Many commenters on this question about a property of a random 2x2 matrix seem to assume that there is no such thing as a random 2x2 matrix. We are talking here about a matrix with integer or rational entries, so the students will write down some matrix, and since we cannot predict it, why not admit that this matrix will be random from the perspective of the teacher.
From a game theoretic perspective, just because the teacher doesn't know the strategy used by a student to generate a random matrix, it doesn't follow that there is no such strategy. But the reasoning is probably more that the process by which a student generates a random matrix will only be able to generate a finite amount of entropy, but there are 2x2 matrices with integer entries which contain more entropy than any given finite amount of entropy.
In Evaluating gambles using dynamics, the authors argue that especially from a game theoretic perspective, time dynamics is of prime importance. This time dynamics also seems to provide a solution to the above issues with the finite entropy. As soon as there are multiple rounds, and the strategy of a student for generating the random 2x2 matrix may change between rounds, he can use strategies which generate more entropy than any given finite amount of entropy in later rounds, and thereby overcome this apparent limit.

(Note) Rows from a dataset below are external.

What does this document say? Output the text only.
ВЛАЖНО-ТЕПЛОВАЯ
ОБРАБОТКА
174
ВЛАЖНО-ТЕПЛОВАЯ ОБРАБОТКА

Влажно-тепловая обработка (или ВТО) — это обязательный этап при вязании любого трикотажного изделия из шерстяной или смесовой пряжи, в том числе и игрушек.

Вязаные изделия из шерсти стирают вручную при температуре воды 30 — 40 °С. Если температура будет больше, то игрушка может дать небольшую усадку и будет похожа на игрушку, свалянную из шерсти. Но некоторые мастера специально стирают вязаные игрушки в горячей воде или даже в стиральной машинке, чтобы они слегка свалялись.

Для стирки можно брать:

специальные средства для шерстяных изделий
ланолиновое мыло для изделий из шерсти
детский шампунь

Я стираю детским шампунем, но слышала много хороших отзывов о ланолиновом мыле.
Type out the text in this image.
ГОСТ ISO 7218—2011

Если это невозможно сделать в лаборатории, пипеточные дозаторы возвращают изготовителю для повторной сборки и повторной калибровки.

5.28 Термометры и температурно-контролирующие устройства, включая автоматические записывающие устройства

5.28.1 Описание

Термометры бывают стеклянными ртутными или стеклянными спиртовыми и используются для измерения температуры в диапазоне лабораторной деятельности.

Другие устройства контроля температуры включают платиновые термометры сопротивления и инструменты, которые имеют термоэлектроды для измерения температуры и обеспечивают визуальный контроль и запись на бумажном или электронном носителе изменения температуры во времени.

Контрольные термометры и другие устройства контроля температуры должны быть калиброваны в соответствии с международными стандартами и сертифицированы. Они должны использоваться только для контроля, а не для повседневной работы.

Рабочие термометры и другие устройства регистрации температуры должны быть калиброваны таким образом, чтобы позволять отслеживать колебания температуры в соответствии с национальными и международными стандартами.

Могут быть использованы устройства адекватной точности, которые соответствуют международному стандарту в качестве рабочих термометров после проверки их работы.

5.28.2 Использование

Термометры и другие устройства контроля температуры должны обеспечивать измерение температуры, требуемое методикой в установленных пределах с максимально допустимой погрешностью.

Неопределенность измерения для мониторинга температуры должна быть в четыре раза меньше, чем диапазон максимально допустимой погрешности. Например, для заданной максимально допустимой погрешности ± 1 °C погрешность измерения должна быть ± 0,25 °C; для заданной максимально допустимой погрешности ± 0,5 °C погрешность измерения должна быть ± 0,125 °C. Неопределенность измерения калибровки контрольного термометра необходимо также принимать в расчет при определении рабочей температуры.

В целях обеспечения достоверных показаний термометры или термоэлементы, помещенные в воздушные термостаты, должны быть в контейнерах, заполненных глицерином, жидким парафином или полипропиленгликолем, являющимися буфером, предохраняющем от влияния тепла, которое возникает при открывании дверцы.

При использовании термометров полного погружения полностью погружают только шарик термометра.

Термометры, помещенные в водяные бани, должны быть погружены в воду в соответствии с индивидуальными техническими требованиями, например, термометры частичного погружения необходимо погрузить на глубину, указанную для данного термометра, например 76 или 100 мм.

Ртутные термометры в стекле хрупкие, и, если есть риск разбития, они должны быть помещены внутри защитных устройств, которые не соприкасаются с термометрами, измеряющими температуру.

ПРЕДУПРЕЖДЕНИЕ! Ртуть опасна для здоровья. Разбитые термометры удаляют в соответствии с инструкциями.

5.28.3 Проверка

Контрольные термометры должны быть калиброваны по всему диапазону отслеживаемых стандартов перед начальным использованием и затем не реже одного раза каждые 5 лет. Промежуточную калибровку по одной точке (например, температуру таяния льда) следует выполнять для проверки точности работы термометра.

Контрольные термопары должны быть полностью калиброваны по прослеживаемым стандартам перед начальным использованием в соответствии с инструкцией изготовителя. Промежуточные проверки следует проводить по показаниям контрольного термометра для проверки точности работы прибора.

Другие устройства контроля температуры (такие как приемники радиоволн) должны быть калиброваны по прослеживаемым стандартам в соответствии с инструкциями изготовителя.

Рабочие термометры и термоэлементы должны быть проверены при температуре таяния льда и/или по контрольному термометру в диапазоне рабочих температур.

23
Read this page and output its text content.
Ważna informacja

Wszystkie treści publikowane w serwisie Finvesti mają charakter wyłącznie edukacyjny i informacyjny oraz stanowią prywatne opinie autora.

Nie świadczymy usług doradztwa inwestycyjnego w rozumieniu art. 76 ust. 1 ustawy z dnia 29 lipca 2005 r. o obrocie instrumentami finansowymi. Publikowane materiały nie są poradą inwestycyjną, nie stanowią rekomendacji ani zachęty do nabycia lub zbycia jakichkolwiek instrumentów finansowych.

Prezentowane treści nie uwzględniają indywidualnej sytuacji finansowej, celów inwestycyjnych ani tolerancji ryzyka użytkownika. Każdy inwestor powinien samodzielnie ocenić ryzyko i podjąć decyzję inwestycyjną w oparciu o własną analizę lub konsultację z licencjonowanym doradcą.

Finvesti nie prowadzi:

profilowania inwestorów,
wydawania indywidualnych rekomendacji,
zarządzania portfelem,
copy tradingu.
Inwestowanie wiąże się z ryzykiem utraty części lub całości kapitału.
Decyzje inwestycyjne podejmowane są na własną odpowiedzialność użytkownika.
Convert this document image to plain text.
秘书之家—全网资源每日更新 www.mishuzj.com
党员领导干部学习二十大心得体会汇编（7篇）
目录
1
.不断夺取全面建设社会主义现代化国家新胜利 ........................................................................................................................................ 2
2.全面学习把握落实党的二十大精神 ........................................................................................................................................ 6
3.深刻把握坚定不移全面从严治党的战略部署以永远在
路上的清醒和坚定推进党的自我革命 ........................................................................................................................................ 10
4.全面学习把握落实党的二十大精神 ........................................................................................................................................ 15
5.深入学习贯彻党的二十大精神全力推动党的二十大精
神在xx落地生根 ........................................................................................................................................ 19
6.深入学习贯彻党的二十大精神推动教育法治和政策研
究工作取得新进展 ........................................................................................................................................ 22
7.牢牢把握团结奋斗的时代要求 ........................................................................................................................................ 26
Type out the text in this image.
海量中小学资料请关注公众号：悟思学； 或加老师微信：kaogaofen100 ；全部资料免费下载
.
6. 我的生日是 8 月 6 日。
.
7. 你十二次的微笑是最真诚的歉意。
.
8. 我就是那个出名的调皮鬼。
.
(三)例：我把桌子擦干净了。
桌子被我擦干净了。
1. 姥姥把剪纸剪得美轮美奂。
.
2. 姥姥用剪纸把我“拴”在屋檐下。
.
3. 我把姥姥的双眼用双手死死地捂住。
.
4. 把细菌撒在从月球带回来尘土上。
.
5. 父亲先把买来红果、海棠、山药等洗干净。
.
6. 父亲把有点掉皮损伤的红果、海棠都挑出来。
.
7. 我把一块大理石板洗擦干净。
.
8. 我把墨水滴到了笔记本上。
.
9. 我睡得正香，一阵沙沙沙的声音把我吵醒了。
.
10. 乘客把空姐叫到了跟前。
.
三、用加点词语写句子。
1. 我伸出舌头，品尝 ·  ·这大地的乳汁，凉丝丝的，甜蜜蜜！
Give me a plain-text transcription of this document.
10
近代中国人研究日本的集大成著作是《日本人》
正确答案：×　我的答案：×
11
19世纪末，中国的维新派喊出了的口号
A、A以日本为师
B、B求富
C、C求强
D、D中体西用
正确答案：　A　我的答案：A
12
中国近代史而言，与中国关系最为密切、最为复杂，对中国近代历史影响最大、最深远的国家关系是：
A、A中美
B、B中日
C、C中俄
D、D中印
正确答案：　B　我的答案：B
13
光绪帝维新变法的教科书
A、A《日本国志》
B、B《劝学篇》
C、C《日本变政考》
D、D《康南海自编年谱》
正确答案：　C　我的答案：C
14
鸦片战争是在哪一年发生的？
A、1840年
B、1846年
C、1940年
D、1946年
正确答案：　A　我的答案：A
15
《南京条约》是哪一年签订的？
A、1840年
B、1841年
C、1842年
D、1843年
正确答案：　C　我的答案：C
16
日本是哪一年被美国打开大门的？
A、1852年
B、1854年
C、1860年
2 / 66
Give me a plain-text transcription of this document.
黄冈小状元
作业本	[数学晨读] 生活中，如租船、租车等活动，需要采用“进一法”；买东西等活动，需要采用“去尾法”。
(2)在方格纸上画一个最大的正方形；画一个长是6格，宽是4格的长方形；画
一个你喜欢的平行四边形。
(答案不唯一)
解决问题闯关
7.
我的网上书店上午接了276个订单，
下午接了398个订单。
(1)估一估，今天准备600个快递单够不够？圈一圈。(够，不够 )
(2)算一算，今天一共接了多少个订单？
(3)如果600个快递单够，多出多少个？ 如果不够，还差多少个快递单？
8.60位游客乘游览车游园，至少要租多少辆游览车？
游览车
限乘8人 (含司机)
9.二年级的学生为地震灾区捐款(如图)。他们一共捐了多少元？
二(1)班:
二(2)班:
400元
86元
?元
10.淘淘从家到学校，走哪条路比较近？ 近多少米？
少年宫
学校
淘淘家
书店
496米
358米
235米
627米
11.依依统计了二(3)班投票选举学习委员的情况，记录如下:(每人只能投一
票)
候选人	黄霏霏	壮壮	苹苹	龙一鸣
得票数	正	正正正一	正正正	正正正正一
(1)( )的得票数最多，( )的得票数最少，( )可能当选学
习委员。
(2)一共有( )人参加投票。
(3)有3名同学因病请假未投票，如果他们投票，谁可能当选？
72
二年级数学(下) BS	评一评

That quoted paper from 2014 seriously investigates the importance of time dynamics for probability in a game theoretic context. But I wonder whether the importance of time dynamics for probability hasn't already been investigated much earlier than that. You might argue that all I have to do for resolving this question is to look at the reference section of the quoted article, but most references there are newer than the year 2000 (it is a recent paper after all), and in addition it is an economic paper, which is more likely to cite other economics papers as opposed to philosophical papers.